Here’s the question someone should have asked Jason Kenney but didn’t: at how large of a discount to global prices do you expect Alberta crude would be selling with Energy East in place?  If his answer isn’t somewhere well-above $10 per barrel, then he’s describing a world where there’s no additional incentive to build a new refinery or a coker retrofit in Saint John and perhaps one where there magically aren’t pipeline tolls.  If his answer is somewhere well-above of $10, as it should be given the costs of the pipeline, then the natural follow-up question is why he’d ask Alberta producers to take a big haircut relative to what they could receive if barrels were moved via existing systems south and new pipes to the West Coast in order to subsidize refining in Atlantic Canada.  In case he needs it, some good background for an answer to such a question might be found in the 1980 budget speech of one Allan J. MacEachen.

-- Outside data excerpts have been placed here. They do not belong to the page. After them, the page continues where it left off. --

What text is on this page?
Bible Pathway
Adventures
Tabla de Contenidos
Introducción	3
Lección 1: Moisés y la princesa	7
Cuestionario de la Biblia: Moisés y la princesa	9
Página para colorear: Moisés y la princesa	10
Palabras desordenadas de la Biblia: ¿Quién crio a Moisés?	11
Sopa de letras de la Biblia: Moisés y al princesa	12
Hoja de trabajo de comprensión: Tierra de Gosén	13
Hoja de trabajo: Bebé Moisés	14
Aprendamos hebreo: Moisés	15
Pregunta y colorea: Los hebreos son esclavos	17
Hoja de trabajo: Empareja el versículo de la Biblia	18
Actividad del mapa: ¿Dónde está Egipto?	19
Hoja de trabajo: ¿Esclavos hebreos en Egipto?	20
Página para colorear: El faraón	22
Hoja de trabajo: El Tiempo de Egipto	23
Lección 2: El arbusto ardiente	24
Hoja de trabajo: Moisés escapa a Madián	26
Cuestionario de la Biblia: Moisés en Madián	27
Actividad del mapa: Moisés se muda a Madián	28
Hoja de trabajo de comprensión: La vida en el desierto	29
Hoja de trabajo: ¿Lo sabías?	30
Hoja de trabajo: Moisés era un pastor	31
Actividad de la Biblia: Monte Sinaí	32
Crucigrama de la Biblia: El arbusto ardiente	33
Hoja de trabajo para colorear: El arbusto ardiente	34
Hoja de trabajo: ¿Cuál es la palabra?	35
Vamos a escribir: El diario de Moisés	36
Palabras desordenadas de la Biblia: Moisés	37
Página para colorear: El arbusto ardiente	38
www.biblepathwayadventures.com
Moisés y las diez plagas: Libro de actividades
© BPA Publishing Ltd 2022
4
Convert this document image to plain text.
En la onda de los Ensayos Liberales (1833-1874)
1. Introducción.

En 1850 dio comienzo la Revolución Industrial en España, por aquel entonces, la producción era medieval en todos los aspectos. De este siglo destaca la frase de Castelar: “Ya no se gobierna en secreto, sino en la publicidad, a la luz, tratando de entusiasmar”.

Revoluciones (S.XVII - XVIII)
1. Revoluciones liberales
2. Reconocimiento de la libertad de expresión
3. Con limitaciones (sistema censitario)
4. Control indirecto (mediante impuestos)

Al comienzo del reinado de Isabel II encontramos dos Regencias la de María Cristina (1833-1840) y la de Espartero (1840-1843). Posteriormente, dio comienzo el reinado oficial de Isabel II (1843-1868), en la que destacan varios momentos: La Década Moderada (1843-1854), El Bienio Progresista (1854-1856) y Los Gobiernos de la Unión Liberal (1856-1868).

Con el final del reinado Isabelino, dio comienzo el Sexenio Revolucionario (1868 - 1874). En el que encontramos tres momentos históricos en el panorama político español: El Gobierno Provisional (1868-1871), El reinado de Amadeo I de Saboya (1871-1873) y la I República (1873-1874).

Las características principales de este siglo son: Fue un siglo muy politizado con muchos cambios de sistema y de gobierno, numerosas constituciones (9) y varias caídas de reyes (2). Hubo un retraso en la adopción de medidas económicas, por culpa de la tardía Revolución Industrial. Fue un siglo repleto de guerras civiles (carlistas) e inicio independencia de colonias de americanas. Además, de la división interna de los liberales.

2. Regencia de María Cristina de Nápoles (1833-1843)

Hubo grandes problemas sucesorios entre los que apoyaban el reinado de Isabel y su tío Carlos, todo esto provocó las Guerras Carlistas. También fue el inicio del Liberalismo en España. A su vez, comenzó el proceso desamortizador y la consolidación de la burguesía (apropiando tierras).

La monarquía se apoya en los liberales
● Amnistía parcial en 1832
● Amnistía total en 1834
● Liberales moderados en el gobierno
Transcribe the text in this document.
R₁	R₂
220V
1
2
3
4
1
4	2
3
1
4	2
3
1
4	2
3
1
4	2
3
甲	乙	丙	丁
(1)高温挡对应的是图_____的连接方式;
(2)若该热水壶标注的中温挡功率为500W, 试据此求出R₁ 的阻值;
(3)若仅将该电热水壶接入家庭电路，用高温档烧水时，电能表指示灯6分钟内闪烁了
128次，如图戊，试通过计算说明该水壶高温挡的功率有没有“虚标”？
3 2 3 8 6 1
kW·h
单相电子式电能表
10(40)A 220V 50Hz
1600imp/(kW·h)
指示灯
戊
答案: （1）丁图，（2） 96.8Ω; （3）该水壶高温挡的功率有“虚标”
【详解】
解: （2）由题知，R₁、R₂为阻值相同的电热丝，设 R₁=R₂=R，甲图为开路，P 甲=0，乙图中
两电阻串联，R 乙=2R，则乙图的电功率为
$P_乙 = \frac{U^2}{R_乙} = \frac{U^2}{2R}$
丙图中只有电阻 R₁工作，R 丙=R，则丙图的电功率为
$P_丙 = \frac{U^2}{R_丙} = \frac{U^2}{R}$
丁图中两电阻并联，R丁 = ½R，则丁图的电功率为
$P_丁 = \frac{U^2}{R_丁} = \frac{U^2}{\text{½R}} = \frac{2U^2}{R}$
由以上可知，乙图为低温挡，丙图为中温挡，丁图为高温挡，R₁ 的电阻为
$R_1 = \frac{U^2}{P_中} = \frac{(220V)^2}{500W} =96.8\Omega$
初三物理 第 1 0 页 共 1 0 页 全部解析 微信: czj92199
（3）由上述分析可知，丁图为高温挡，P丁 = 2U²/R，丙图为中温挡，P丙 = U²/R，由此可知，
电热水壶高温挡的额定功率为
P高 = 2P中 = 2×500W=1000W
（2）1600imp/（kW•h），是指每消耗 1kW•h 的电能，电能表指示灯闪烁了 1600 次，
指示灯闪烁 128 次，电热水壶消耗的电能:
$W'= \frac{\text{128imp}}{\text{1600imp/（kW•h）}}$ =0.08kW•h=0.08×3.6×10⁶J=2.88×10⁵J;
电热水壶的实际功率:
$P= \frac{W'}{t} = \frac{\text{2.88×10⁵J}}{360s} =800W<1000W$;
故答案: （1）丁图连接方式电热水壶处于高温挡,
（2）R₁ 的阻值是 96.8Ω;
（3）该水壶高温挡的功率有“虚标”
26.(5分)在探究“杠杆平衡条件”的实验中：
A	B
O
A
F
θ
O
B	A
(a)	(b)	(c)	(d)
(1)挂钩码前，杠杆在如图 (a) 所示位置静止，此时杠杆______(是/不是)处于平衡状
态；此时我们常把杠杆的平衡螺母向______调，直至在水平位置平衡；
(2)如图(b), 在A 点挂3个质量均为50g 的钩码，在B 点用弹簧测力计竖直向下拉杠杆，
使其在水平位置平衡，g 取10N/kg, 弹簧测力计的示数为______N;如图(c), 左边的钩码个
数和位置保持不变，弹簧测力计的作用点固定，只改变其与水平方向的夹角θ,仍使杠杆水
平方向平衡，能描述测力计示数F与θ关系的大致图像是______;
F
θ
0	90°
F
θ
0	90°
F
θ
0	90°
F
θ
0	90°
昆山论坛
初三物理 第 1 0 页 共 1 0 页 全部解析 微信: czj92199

The reality is that Jason Kenney is probably less interested in what a commitment to Energy East would actually mean to New Brunswick refiners or to Alberta oil producers than he is in waving the empty promise of a refinery expansion backstopped by discounted Alberta crude in front of the voters of Saint-John-Rothesay and Fundy Royal between now and October.  There was once a time that Alberta premiers would get pretty nervous with politicians touring Eastern Canada creating those kinds of expectations in the run-up to a federal election.

1 thought on “To whom is Jason Kenney selling a bill of goods on Energy East?”

  1. Andrew,
    I am pleased to see someone taking time to look critically at the issues facing climate, energy and policy in light of facts and not rhetoric. It is evident that you take great pride in your area of expertise and I applaud you for that. I would have to ask the question, however, to what effect and for what purpose actually?

    As someone who is obviously well read and studied on these issues, you, of all people, must realize that there isn’t a darn thing that anyone in Canada can do to affect climate change on earth to any significant extent. I would reference the work done by Bjorn Lomborg on where activists and governments should be focusing their attention and it isn’t on the people of the middle class in rich countries.

    I get that you might need to justify your work and your job but until well intentioned people like yourself start focusing on what will really make a difference and if the climate change models are correct, we are doomed no matter what we do in the Western world.